Why you should avoid abbreviating 2020 on official documents

By Troy Palmquist
Posted on January 7, 2020

Recalling the two-digit-year hysteria of Y2K, everyone from cyber security experts to local police officials are joining together with a New Year’s warning this January: Don’t abbreviate the year on your checks.

For real estate agents, the warnings are even more important because so much of what we do involves signed and dated documents as well as contracts and addenda that involve deadlines, timelines and dates.

Why is everyone so worried about dating your docs with ’20 instead of 2020?

Unlike past years, because 2020 has the same two-number combination at the beginning and end, a document or check dated 1/1/20 could be changed to 1/1/2019 or 2000 or any other year. That could call into question the legitimacy of a document or a check and create problems when trying to verify the information on a contract.

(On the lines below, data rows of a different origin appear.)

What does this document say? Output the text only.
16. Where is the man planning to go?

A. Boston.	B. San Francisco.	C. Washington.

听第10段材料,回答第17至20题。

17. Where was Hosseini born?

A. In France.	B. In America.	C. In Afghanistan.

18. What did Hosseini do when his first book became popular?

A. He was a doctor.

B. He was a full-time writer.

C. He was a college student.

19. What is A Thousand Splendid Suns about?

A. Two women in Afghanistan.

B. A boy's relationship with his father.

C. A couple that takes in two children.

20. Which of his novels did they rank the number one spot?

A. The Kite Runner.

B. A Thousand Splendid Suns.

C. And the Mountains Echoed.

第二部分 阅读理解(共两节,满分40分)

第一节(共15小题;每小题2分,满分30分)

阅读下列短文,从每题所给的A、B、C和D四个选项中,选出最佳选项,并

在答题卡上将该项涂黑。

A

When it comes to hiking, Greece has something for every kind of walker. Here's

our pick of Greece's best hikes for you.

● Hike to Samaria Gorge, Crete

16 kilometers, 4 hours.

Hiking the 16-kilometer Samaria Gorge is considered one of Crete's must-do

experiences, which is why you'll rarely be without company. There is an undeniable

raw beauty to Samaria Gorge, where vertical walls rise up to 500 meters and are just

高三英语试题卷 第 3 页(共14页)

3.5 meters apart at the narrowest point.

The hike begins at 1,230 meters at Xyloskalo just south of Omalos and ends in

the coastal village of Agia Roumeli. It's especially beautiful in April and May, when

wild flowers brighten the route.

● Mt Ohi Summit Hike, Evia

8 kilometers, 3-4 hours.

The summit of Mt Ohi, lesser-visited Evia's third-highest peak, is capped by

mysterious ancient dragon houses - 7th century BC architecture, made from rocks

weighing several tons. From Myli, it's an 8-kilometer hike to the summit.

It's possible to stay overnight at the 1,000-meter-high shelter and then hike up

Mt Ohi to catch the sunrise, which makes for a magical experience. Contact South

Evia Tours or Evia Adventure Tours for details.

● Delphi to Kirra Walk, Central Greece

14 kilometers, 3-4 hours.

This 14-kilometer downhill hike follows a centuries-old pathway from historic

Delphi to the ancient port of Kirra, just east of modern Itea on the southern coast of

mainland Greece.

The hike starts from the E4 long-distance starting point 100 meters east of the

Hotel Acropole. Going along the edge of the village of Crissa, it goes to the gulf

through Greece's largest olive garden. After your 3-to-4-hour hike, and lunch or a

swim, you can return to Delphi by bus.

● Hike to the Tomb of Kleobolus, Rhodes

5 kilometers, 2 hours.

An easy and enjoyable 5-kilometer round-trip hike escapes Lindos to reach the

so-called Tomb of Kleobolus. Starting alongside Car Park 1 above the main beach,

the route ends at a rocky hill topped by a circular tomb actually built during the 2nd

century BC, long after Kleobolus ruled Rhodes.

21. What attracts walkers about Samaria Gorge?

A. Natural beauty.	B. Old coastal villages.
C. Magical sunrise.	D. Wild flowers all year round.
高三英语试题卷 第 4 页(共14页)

Although some argue that the same could have been said for 2019, since 1/1/19 could be altered to 1999, for example, officials say that the ’20 abbreviation is far more likely to be used, since it can indicate a time in the recent past or even in the future if changed to 2021.

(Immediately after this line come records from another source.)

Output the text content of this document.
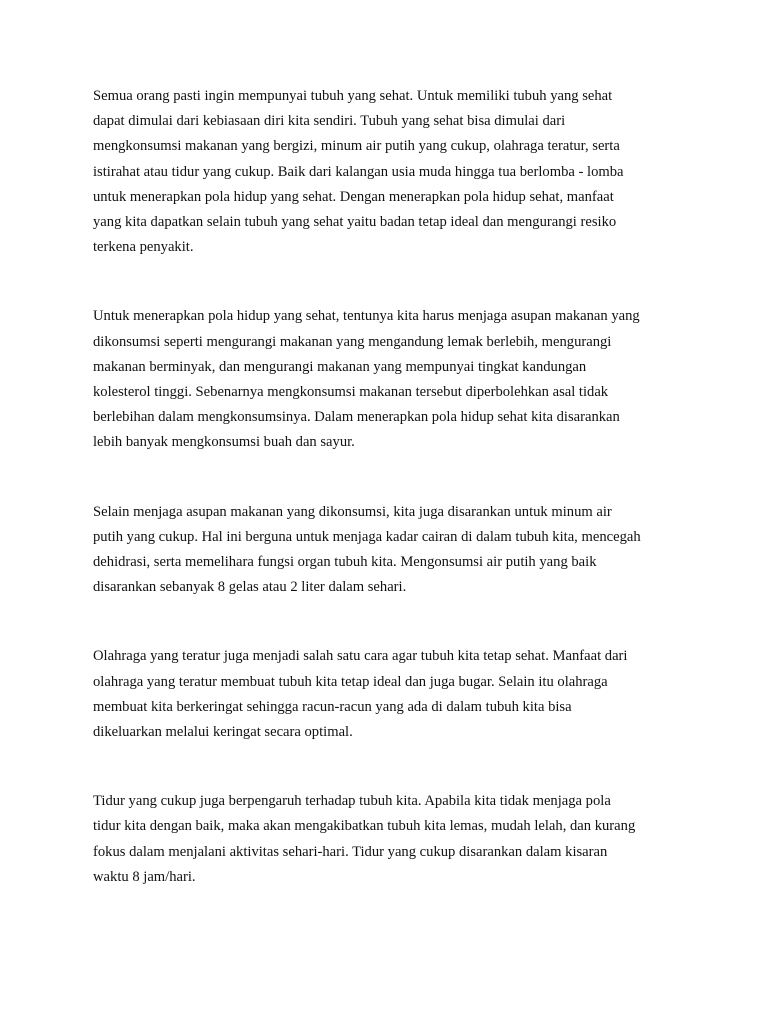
Semua orang pasti ingin mempunyai tubuh yang sehat. Untuk memiliki tubuh yang sehat
dapat dimulai dari kebiasaan diri kita sendiri. Tubuh yang sehat bisa dimulai dari
mengkonsumsi makanan yang bergizi, minum air putih yang cukup, olahraga teratur, serta
istirahat atau tidur yang cukup. Baik dari kalangan usia muda hingga tua berlomba - lomba
untuk menerapkan pola hidup yang sehat. Dengan menerapkan pola hidup sehat, manfaat
yang kita dapatkan selain tubuh yang sehat yaitu badan tetap ideal dan mengurangi resiko
terkena penyakit.

Untuk menerapkan pola hidup yang sehat, tentunya kita harus menjaga asupan makanan yang
dikonsumsi seperti mengurangi makanan yang mengandung lemak berlebih, mengurangi
makanan berminyak, dan mengurangi makanan yang mempunyai tingkat kandungan
kolesterol tinggi. Sebenarnya mengkonsumsi makanan tersebut diperbolehkan asal tidak
berlebihan dalam mengkonsumsinya. Dalam menerapkan pola hidup sehat kita disarankan
lebih banyak mengkonsumsi buah dan sayur.

Selain menjaga asupan makanan yang dikonsumsi, kita juga disarankan untuk minum air
putih yang cukup. Hal ini berguna untuk menjaga kadar cairan di dalam tubuh kita, mencegah
dehidrasi, serta memelihara fungsi organ tubuh kita. Mengonsumsi air putih yang baik
disarankan sebanyak 8 gelas atau 2 liter dalam sehari.

Olahraga yang teratur juga menjadi salah satu cara agar tubuh kita tetap sehat. Manfaat dari
olahraga yang teratur membuat tubuh kita tetap ideal dan juga bugar. Selain itu olahraga
membuat kita berkeringat sehingga racun-racun yang ada di dalam tubuh kita bisa
dikeluarkan melalui keringat secara optimal.

Tidur yang cukup juga berpengaruh terhadap tubuh kita. Apabila kita tidak menjaga pola
tidur kita dengan baik, maka akan mengakibatkan tubuh kita lemas, mudah lelah, dan kurang
fokus dalam menjalani aktivitas sehari-hari. Tidur yang cukup disarankan dalam kisaran
waktu 8 jam/hari.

Whether you think it’s overkill or a timely reminder, if you’d rather be safe than sorry, it’s probably a good idea to write the date out more fully this year.

Where did this come from anyway?

The advice about abbreviating 2020 has been credited in most media outlets to the East Millinocket, Maine, police department. It posted the advice on its Facebook page on the evening of Jan. 1, 2020, and from there it was picked up by a number of platforms from local television stations to Forbes and other online publications.

The EMPD, however, credits the advice to George E. Moore Law Office, LLC, located in Celina, Ohio, which posted it on its Facebook page just minutes before.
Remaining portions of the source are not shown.